Objective: To assess comparative effectiveness and harms of opioid and nonopioid analgesics administered by emergency medical services for treatment of moderate to severe acute pain in the prehospital setting.
Data sources: MEDLINE®, Embase®, and Cochrane Central from earliest date through May 9, 2019; hand searches of references of relevant studies and study registries.

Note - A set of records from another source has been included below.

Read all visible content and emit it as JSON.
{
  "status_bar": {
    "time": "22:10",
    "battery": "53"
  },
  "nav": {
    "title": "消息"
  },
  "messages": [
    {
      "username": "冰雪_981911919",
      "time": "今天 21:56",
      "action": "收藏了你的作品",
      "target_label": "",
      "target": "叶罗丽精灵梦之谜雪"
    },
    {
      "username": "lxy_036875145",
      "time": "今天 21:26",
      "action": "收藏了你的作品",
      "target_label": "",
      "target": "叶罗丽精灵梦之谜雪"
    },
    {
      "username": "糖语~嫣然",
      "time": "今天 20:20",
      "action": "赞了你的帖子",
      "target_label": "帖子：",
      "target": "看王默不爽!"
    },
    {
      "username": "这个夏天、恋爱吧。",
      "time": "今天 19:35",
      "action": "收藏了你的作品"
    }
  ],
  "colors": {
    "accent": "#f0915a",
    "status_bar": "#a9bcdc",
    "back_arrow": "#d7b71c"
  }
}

Review methods: Two investigators screened abstracts, reviewed full-text files, abstracted data, and assessed study-level risk of bias. We performed meta-analyses when appropriate and graded the strength of evidence (SOE) upon which conclusions were made for a priori determined comparisons and outcomes. We defined the following as clinically important differences: 2 points on a 0 to 10 pain scale; time to analgesia of 5 minutes; 10-percent absolute risk difference for any adverse event; and 5-percent absolute risk difference for hypotension, respiratory depression, and mental status changes.

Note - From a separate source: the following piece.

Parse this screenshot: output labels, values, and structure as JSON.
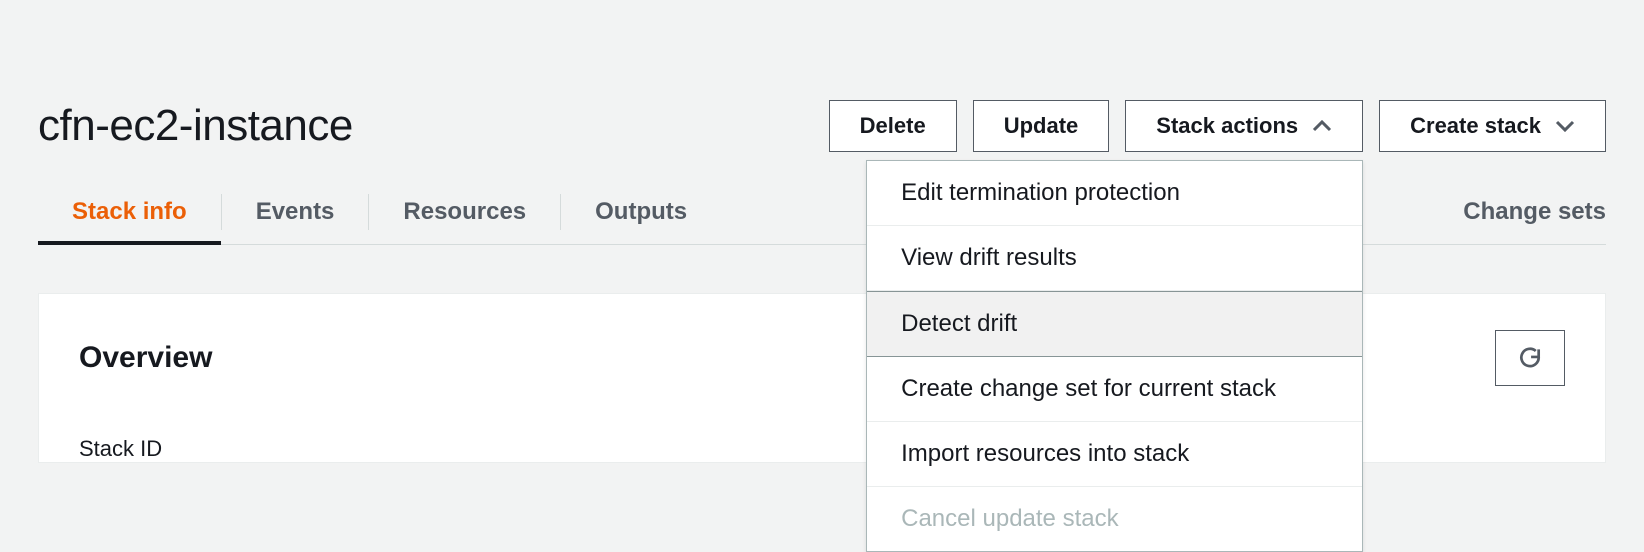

Results: We included 52 randomized controlled trials and 13 observational studies. Due to the absence or insufficiency of prehospital evidence we based conclusions for initial analgesia on indirect evidence from the emergency department setting. As initial analgesics, we found no evidence of a clinically important difference in the change of pain scores with opioids versus ketamine administered primarily intravenously (IV) (low SOE), IV acetaminophen (APAP) (low SOE), or nonsteroidal anti-inflammatory drugs (NSAIDs) administered primarily IV (moderate SOE). The combined use of an opioid and ketamine, administered primarily IV, may reduce pain more than an opioid alone at 15 and 30 minutes (low SOE), but we found no evidence of a clinically important difference at 60 minutes (low SOE). We found no evidence of a clinically important difference in time to analgesia with opioids compared with APAP, both administered IV. Opioids may cause fewer adverse events than ketamine (low SOE), primarily administered intranasally. Opioids cause less dizziness than ketamine (low SOE) but may increase the risk of respiratory depression compared with ketamine (low SOE), primarily administered IV. Opioids cause more dizziness (moderate SOE) and may cause more adverse events than APAP (low SOE), both administered IV, but we found no evidence of a clinically important difference in hypotension (low SOE). Opioids may cause more adverse events and more drowsiness than NSAIDs (low SOE), administered primarily IV. Evidence on comparative effects of nitrous oxide and on harms of combined opioid and ketamine is insufficient.
For patients whose pain is not adequately reduced by IV morphine initially, we found that giving IV ketamine may reduce pain more and may be quicker than giving additional IV morphine (low SOE, insufficient evidence to determine comparative harms).
Conclusion: As initial analgesia administered primarily IV, opioids are no different than ketamine, APAP, and NSAIDs in reducing acute pain in the prehospital setting. Opioids may cause fewer total side effects than ketamine, but more than APAP or NSAIDs. Differences in specific side effects vary between analgesics and can further inform treatment decisions. Combined administration of an opioid and ketamine may reduce acute pain more than an opioid alone, but comparative harms are uncertain. When initial morphine is inadequate in reducing pain, giving ketamine may provide greater and quicker acute pain relief than giving additional morphine, although comparative harms are uncertain. Due to indirectness, SOE is generally low, and future research in the prehospital setting is needed.